How does it feel to be living a life where you care so deeply about what you are doing and to have your children witness that? Everything is an example and kids are watching everything their parents do.
My oldest is on it. She knows my style. We will drive by something and she will point to a mural and say “dada’s painting”. She points it out. She knows Bee’s work too. She will say “Bee did it!” and I will say “yes!”. It is wonderful having them experience it.

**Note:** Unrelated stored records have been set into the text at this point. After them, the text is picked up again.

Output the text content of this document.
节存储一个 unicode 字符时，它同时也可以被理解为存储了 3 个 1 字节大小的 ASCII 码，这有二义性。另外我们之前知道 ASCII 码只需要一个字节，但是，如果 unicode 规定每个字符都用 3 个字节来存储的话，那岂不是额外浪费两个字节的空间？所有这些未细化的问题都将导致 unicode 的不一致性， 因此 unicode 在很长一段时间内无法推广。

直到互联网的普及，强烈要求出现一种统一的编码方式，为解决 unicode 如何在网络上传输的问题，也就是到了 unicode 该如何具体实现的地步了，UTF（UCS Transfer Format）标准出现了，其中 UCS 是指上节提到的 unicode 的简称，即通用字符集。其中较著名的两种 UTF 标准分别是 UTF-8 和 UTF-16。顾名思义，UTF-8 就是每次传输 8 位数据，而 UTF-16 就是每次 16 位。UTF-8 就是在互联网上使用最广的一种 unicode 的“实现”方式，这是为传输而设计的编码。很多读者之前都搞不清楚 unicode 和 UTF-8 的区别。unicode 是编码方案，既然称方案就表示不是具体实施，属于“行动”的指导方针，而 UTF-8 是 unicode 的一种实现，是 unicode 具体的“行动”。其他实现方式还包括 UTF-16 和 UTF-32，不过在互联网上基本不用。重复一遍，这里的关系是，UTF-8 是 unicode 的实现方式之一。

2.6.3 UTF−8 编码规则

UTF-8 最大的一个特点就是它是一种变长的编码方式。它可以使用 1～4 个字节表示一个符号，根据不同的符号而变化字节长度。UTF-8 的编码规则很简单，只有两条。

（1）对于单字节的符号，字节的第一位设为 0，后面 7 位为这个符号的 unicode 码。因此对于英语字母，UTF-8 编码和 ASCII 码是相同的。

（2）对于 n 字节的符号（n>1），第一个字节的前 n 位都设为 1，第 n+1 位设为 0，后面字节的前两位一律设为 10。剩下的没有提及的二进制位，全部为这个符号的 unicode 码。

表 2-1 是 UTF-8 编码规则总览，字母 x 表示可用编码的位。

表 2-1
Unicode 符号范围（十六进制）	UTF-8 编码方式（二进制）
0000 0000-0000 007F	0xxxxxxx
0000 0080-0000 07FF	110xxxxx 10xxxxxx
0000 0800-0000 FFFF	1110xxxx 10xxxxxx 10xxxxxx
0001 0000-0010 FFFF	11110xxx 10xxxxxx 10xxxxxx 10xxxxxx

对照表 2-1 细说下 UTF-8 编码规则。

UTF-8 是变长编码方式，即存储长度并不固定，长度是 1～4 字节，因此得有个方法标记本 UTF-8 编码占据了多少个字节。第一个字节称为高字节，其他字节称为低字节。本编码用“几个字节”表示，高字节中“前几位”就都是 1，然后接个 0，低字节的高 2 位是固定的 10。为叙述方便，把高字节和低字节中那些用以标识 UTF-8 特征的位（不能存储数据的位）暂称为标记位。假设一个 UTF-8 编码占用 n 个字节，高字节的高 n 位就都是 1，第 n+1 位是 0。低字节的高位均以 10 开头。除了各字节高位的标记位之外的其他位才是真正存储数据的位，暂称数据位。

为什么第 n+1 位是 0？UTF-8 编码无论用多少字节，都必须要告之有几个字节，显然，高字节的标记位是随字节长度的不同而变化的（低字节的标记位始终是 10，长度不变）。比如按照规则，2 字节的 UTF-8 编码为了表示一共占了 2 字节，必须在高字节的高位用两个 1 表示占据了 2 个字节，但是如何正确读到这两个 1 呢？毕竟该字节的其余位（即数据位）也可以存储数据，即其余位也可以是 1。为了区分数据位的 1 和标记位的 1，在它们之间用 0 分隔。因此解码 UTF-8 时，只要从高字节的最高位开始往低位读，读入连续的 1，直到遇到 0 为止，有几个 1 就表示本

It is a hustle. Our schedules are not normal and always changing. People that know us are asking, “how do y’all do it?” It is really wild the hours that we keep. But I hope the kids see that. Their parents wanted something outside of the cookie-cutter “this is how you succeed in America” handbook. It is something way left- a muralist? You gotta sacrifice some sleep and you gotta just go. I hope my little ones see that you can do anything. It will come with a price and you have to make it happen. But I hope they are picking up on that.
Is there anything else you want to share about your practice right now or reflections on You Can’t Unsee.
One of the things I didn’t mention in the write up, is that the color palette is taken from Kente cloth. It was very popular in the early 90s on the African American fashion front. I had so many things as a kid that my grandmother would give me- Kente Cloth wraps or shirts or backpacks. I pulled that directly from there because to me it was a very uniquely African American color palette in my head. Someone commented on it, “this reminds me of A Tribe Called Quest”. I was like yes! They were using these patterns in the 90s as well. My mom came by when I was painting and she said she liked the colors and I told her the inspiration and she was really into it.